De passage au Congrès Québec-Mines en novembre dernier, l'Association des prospecteurs de la Mauricie a su attirer l'attention avec ses découvertes.

«On a été un des kiosques les plus visités», mentionne M. Girard.

Des échantillons de marbre granitique et de quartz ont été découverts et ont attiré l'attention. Toutefois, c'est le phosphore qui a fait davantage tourner les têtes.

«Les résultats sont dominés par le phosphore (P2O5) et l'apatite avec une teneur pouvant aller jusqu'à 7 %, ce qui est comparable aux grandes découvertes en Amérique du Nord. Plus surprenant encore, tous nos échantillons indiquent la présence de dioxyde de silicium pouvant aller jusqu'à 32 % et de dioxyde de titane pouvant aller jusqu'à 10 %; dans ces deux cas, la découverte devrait générer un intérêt encore plus grand».
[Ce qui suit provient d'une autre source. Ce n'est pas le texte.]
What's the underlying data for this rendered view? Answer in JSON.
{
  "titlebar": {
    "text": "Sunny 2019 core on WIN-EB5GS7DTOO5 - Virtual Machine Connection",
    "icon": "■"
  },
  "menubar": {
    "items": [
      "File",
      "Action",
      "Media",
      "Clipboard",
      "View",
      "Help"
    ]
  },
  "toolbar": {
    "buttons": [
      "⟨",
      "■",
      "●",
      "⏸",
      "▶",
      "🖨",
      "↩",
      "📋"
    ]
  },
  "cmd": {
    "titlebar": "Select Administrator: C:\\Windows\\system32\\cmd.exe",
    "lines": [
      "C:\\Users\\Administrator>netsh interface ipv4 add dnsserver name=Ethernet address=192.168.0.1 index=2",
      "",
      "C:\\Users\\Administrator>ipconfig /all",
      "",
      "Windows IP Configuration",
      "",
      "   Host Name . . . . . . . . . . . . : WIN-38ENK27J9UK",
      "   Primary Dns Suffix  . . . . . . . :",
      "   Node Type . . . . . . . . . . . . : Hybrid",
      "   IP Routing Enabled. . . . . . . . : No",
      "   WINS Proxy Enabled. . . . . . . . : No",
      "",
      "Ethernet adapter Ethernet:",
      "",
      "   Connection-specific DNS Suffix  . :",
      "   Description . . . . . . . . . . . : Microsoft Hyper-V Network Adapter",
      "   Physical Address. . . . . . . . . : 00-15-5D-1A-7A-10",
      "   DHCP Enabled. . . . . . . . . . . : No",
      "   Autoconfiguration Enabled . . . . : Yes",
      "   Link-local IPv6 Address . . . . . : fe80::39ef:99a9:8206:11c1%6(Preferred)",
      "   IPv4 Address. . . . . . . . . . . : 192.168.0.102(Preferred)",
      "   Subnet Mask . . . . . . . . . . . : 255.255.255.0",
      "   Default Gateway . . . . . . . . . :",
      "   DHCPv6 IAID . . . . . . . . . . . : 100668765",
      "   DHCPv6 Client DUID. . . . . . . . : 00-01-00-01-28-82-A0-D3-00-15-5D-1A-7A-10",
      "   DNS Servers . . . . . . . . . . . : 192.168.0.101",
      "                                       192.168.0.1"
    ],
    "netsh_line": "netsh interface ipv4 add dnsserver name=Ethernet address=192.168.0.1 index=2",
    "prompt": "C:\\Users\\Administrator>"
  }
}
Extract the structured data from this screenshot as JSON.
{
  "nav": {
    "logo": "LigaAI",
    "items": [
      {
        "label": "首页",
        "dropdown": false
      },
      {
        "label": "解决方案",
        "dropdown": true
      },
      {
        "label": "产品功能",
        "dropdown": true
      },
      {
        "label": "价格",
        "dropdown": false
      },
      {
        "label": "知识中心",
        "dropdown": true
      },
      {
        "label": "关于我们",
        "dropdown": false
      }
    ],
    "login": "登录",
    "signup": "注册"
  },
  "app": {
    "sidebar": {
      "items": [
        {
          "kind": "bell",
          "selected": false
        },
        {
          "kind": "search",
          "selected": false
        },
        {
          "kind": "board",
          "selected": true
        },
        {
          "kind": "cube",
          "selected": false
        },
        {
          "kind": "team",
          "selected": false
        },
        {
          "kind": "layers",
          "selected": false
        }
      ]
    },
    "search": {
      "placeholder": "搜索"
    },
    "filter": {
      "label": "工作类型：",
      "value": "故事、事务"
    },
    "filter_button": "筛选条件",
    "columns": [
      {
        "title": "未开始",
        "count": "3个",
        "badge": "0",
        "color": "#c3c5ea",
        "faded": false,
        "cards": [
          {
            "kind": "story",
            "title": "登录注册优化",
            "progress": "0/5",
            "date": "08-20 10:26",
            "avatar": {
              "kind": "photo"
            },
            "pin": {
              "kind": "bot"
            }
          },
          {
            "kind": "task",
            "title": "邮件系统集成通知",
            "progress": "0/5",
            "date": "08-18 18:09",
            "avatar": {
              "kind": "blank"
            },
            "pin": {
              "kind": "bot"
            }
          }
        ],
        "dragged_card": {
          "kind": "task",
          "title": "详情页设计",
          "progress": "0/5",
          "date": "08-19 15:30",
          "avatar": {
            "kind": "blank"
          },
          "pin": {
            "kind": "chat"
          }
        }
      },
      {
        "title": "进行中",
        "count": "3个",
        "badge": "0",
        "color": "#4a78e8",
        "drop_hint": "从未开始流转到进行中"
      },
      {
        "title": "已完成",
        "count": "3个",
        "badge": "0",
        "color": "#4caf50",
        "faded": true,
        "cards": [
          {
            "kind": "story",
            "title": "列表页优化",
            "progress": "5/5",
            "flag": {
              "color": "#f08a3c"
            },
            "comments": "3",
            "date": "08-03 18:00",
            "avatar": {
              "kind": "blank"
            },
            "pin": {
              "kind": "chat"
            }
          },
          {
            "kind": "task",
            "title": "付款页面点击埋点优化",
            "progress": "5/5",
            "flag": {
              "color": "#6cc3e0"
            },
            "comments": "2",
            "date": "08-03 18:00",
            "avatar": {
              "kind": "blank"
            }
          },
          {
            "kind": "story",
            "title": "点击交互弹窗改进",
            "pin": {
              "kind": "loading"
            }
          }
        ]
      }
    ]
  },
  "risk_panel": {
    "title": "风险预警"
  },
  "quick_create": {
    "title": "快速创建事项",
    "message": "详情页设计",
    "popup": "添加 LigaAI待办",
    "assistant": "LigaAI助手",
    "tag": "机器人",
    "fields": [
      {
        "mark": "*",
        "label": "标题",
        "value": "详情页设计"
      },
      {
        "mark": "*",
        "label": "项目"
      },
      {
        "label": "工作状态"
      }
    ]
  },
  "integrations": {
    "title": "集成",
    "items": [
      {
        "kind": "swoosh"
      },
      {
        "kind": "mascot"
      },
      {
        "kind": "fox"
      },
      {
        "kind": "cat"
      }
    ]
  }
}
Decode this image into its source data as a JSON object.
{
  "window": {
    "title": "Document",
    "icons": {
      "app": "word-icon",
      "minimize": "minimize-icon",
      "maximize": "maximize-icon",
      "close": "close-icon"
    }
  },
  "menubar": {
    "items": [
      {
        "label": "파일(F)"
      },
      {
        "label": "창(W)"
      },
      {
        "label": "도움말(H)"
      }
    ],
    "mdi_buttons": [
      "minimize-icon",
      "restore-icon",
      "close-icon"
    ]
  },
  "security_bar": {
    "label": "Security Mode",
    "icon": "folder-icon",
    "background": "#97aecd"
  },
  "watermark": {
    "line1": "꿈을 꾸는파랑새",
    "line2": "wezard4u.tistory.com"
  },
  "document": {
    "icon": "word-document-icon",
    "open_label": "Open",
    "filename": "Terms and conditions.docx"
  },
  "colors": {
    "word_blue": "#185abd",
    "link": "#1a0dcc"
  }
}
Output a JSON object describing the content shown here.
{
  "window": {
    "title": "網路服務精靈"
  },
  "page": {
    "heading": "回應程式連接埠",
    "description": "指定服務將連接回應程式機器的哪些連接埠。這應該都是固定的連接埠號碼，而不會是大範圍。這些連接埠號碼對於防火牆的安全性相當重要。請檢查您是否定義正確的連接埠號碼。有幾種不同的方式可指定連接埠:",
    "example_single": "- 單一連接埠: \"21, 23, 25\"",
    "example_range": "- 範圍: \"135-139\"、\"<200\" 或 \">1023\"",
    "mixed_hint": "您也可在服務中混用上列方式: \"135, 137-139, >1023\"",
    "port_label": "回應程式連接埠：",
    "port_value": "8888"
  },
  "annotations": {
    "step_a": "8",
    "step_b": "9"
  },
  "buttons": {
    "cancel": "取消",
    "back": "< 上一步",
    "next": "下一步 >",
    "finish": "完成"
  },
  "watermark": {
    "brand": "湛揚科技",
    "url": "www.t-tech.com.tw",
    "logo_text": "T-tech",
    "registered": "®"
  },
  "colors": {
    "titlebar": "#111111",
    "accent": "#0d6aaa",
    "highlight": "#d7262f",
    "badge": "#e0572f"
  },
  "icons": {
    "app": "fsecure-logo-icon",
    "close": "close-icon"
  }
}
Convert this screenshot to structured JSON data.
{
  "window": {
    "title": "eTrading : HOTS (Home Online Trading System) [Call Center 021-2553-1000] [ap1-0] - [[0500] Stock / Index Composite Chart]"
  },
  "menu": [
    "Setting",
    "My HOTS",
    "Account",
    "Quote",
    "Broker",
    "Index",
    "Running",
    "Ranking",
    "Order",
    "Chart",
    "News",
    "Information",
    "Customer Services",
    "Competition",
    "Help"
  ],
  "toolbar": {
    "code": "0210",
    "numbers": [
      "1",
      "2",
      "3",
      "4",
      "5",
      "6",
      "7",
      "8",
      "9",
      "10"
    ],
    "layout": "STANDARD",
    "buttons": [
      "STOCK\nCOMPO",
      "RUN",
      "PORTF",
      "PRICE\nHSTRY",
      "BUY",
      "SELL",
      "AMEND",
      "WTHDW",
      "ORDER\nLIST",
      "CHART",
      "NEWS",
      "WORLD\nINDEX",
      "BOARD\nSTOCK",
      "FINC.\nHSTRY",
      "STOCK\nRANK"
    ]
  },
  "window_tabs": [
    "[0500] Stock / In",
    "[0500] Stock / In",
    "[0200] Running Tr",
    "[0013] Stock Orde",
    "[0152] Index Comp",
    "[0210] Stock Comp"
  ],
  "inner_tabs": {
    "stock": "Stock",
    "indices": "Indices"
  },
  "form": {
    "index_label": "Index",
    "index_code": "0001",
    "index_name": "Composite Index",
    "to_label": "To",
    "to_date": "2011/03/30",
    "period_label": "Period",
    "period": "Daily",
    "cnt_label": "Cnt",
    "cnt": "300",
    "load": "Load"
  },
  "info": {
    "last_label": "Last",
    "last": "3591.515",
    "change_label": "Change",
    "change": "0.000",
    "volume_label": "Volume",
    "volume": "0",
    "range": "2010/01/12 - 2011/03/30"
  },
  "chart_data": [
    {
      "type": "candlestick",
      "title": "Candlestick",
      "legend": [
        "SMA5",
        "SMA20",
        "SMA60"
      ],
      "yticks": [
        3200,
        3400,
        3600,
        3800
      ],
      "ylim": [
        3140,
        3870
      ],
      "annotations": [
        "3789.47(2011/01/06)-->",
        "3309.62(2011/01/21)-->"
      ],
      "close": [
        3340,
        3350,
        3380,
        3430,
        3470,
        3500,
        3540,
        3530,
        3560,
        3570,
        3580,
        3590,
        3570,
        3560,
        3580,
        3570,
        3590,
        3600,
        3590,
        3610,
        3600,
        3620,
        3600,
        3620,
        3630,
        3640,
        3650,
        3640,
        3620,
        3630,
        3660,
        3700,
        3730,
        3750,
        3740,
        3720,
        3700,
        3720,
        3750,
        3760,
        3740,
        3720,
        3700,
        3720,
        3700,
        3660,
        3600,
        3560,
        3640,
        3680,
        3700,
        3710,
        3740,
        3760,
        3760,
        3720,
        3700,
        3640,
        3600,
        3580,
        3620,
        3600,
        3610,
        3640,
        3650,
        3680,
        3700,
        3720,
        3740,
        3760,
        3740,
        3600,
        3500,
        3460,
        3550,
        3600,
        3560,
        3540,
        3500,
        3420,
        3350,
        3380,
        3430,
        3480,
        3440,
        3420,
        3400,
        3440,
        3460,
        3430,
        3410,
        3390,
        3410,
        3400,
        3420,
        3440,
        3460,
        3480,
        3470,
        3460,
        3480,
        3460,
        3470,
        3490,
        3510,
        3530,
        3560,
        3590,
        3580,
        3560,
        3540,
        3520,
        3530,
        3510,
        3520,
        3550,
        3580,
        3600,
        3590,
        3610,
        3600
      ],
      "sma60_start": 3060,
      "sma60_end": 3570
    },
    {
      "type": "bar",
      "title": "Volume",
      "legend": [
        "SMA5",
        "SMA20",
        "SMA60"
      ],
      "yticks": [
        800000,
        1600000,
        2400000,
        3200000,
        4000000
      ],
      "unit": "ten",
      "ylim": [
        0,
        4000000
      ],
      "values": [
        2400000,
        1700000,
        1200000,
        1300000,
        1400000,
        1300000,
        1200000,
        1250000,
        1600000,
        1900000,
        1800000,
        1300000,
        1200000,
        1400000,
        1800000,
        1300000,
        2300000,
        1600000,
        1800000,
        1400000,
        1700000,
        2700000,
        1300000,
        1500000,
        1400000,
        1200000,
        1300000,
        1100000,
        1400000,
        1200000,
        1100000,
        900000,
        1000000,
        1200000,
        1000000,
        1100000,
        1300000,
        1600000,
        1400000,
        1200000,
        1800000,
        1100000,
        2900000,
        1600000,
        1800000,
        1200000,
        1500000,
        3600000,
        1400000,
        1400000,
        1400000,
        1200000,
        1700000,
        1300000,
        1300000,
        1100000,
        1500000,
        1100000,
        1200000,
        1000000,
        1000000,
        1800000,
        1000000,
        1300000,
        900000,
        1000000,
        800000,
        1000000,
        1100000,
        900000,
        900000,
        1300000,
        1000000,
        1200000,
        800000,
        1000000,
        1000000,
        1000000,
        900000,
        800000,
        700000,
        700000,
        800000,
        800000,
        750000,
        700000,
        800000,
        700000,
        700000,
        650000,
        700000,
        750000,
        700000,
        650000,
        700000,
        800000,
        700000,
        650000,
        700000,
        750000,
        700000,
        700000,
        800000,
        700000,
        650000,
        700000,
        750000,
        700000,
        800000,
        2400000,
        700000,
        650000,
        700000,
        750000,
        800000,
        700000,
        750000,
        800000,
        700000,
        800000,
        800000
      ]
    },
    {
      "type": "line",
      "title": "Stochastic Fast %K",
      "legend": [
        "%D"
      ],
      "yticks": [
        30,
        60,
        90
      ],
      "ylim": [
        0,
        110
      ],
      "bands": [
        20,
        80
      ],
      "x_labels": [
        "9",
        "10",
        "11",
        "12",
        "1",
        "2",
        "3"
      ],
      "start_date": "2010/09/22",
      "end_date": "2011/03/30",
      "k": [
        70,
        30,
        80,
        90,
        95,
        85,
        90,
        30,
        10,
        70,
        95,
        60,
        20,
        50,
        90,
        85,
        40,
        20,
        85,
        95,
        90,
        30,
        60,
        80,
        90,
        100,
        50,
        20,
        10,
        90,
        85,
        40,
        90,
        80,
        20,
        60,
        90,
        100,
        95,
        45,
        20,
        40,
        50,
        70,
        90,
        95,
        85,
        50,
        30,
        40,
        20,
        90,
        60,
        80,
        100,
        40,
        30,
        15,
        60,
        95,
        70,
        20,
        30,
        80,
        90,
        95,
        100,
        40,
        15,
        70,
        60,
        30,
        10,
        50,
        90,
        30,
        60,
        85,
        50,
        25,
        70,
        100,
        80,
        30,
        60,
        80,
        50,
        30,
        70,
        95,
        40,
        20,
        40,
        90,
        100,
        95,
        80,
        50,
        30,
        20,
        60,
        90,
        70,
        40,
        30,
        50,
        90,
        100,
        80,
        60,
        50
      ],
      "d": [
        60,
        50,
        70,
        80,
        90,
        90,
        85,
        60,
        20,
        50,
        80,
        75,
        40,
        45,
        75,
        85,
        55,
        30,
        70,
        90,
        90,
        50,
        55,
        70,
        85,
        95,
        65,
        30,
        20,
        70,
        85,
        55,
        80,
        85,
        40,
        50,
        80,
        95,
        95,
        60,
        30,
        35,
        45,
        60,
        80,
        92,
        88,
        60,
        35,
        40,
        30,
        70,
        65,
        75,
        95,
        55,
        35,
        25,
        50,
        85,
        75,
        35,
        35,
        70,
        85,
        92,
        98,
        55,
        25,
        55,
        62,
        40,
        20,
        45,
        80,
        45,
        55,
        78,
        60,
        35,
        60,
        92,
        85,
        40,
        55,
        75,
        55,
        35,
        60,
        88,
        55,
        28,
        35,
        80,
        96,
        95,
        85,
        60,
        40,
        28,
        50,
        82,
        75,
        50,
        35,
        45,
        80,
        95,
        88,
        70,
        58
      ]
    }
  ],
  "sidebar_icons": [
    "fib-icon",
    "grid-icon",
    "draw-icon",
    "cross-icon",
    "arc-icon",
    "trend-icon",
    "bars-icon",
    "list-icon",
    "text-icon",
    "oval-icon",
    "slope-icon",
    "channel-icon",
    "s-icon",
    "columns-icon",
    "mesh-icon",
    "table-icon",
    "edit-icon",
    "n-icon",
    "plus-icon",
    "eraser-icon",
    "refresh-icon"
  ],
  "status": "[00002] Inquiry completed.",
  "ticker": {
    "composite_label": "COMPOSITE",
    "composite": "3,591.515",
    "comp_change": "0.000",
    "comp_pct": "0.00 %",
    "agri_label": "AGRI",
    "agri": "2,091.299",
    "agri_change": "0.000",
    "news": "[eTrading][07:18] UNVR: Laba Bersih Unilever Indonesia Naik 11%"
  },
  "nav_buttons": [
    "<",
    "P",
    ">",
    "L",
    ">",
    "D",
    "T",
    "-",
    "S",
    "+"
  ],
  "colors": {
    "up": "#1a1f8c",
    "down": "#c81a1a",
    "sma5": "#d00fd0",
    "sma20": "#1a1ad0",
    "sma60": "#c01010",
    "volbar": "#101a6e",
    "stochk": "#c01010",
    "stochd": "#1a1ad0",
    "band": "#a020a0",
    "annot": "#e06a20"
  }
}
Un expert se greffe à l'Association

L'Association des prospecteurs de la Mauricie (APM) a annoncé la nomination de Marc Boivin à titre d'administrateur coopté.

«Il va être notre référence scientifique à l'Association. S'il y a des gens qui mettent encore en doute les compétences et la pertinence de notre association, c'est malheureux», lance Paul-Armand Girard.

Marc Boivin est géologue et géophysicien, membre de l'Ordre des géologues du Québec. Un professionnel qui compte à son actif des dizaines d'années d'expérience.

«Il exerce sa profession depuis plus de 30 ans, période durant laquelle il a développé une solide expérience en exploration minière. [...] Nous sommes réellement privilégiés d'accueillir Marc dans notre toute jeune association. Il ne fait aucun doute qu'avec les connaissances et la crédibilité de Marc Boivin, l'Association des prospecteurs de la Mauricie sera en mesure d'atteindre ses objectifs», a-t-il conclu.